The Bank of England and FSA did not see the disaster coming, when it did happen they did not know what to do. then they sort of said sorry, then they did something, now they are doing more.

Yet 'doing something' has turned out to be a path aiming to take us back to 2007, i.e. the peak of the asset bubble. To achieve this they are trying to buy assets through Quantitative Easing and hloding interest rates low to stimulate lending.

All of this has huge potential to stir up another asset bubble the next few years. At least this time I will know what is about to happen and can plan accordingly.

However, the BOE's statement of last week was quite breathtaking. In it, they said they saw updside and downside risks to their current strategy. In effect, they don't know what will happen, but they are trying anyway, following Friedman's ideas of Monetary policy.

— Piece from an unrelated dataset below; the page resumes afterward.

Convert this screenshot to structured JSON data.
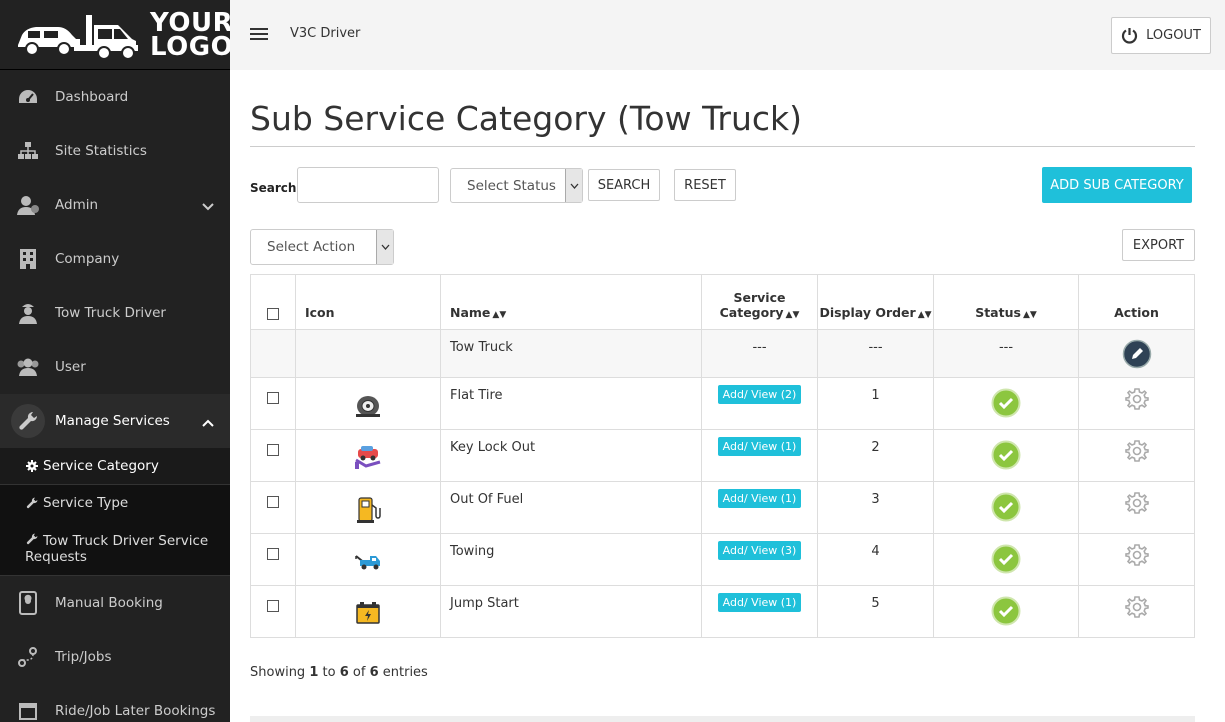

This is a truly bad state of affairs as it seems to me that the Government is trying Keynes, the BOE Freidman. One of them will be wrong and that will cause another economic catastrophe.

If the BOE is right, then we avoid a 1930's depression and merely get 'Lost' decade. If the Government are right, we get a depression and huge deficits. Yeesh.

Roll on 2020. Glad I am still on the beach!


Mark Wadsworth said...

As somebody else once said "We are up Shit Creek without a paddle, a lifejacket or even a boat"I'm not sure what makes you think the BoE are being 'Monetarist', they are splurging the cash around, aren't they?

Thud said...

A lost decade...I've had a couple alraedy and can't afford any more.

Electro-Kevin said...
This comment has been removed by the author.
Electro-Kevin said...

When this bubble happens will people be able to sell their houses and move to other countries with huge amounts of capital like they did during the last one ?

Southerngent said...

I hope so electro, am well on my way to gettin Aus visa and from what i see the houses are moving again.
Just a shame sterling is so far down. anyone with a crystal ball - tell me when the pounds gonna bounce back...plz....Aud doesnt seem to be having much of a banking crisis

Electro-Kevin said...

That's my point, Southerngent.

What will the new house boom be worth in terms of currency exchange ?

Stringy said...

oh dear

Anonymous said...

Problem is that the BoE isn't really that independent. Government borrowing limits are not set by the BoE as they are by the ECB, for instance. They are set by government. So if the government is hell bent on introducing measures that make a mess of the economy the BoE only has one lever to pull to try and compensate for this mess. Also, the BoE targets for making less of a mess are set by government. Since the BoE has a growth target (which the ECB does not), it must attempt to stimulate growth by pulling on the one lever it has - lower interest rates. Since that is not working due to the amount of debt already being unsustainable the remaining solution is to write off a large proportion of the debt in the system by simply printing money.

Fact is the BoE is about as independent of Gordon Brown as a PC is independent from its operator.